Au vil pays des songe-creux
Tout homme de son coeur abuse
En rêvant d'un bonheur à deux...
Pourvu que les enfants s'amusent!
Jeu d'Ingénues
A Colombine, la rieuse,
Isabelle ose confier
- Et l'autre de se récrier -
Qu'elle n'a point l'âme amoureuse.
Nous allons voir! vite, un manteau,
Un chapeau d'homme et la perruque;
mademoiselle, votre nuque,
Ne pâlira pas de sitôt!
La voici chevalier errant,
Après avoir été soubrette;
Et qui s'en vient conter fleurette,
A l'orgueilleuse, en soupirant.
Tombe à genoux et baise même,
Sans aucun signe d'embarras,
La main, le poignet et le bras,
Tout en lui disant: "Je vous aime".
Bienveillante et sans résister,
L'autre sourit à la caresse,
Et soupire: " Ah! mais rien ne presse;
Tu ne devrais pas insister.
Assez! de grâce...quel dommage,
- La voix porte un léger frisson -
Que tu ne sois pas un garçon!"
Arrêtons ce cruel langage...
L'impossible
Le jour où ma folie agite l'aile noire,
Je découvre l'abîme où je devrai sombrer.
Là-bas, sur l'autre bord, jaillit l'éclat des foires.
Vers où tend mon vouloir d'un arc dur et cambré.
Le bonheur n'est point là, quoiqu'en dise mon rêve,
Hélas, je le situe où jamais je ne suis.
Ma vie a commencé, continue et s'achève,
Dans l'ivre pourchasser d'un oiseau bleu qui fuit.
Je voudrais que mon être, enfin calmé, demeure,
Et s'installe au sein mol de la réalité;
Dédaigant la beauté passagère de l'heure,
A force de paresse et de satiété.
La procession
Vers le temple blanchi par le jour qui commence,
Souple procession jusqu'au pied de l'autel,
L'une après l'autre chaque hétaïre s'avance,
Les yeux illuminés d'un désir immortel.
De leurs bras arrondis comme l'osier d'une anse,
Elles tendent les fruits, les gâteaux et le sel.
La harpe consacrée évoque leur appel,
Et leurs pas sont réglés sur un rythme de danse.
Parmi l'encens qui monte et cherche le ciel bleu,
Les plus jeunes, les yeux cernés, en noble aveu,
Aux prêtres ont offert leur sanglante tunique(,)
Mais une qui survient, sans même supplier,
Dépose sur l'autel de la déesse unique,
Avec orgueil, un peigne, un miroir, un collier.
Les courtisanes
O vous qui connaissez les traités érotiques,
Esclaves de l'amour vénal et corrompu;
Vous qui rendez l'esprit veule et le corps repu
Par le souple talent de vos lentes pratiques,
Vous dont l'amour a l'équivoque d'un rébus,
Et dont le coeur se meurt dans un effort cynique,
Egouts sublimes de l'humanité lubrique,
Vous les victimes éternelles de l'abus,
Qui, sans même écouter les insultes redites,
Savez le sens réel du plus divin des rites,
Et mourez chaque nuit dans un spasme d'amour,
O courtisanes, ô marchandes de caresses,
Vivez! vous qu'on méprise et qui serez toujours,
Du temple d'Astarté les divines prêtresses!
Bacchanale
Sur les lits allongés, dans l'étouffante salle,
Les convives fleuris en l'honneur du repas.
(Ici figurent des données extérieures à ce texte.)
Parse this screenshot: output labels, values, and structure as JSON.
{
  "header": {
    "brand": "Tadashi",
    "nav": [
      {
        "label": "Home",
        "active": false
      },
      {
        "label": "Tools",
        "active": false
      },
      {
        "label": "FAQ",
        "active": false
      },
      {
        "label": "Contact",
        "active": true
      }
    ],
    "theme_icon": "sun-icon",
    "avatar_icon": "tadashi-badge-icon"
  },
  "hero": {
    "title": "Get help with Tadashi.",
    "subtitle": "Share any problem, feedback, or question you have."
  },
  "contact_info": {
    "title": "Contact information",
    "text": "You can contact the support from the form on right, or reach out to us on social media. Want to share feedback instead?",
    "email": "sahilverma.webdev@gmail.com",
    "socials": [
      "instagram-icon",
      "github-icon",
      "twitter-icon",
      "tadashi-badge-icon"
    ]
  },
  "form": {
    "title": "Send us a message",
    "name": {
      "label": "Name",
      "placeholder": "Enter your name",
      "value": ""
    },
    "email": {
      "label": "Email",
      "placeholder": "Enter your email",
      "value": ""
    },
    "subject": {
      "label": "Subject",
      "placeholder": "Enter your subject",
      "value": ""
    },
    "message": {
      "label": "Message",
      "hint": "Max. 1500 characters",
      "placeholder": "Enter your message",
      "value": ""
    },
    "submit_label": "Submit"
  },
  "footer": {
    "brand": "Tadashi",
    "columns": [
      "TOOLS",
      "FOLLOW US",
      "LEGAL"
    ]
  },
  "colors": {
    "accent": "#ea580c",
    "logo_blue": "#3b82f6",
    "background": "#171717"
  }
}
Regardent défiler l'attrait pompeux des plats.
Où se dressent des mets la hauteur colossale.
Ils ont bu dans le vin les forces animales,
Et l'ivresse est montér en leurs membres béats:
Mais soudain se réveille à l'appel des combats,
Le rut toujours latent qui dort au fond des mâles.
L'orgie commence avec les hurlements
Des couples, enlacés sous les éclaboussures.
Et pendant que les vins arrosent les morsures,
Montent du sol boueux où gisent les amnats,
Avec les fleurs formant des mélanges rebelles,
Les fuments du festin et l'odeur des femelles.
Pour en savoir plus sur cette poétesse et romancière d'origine hollandaise...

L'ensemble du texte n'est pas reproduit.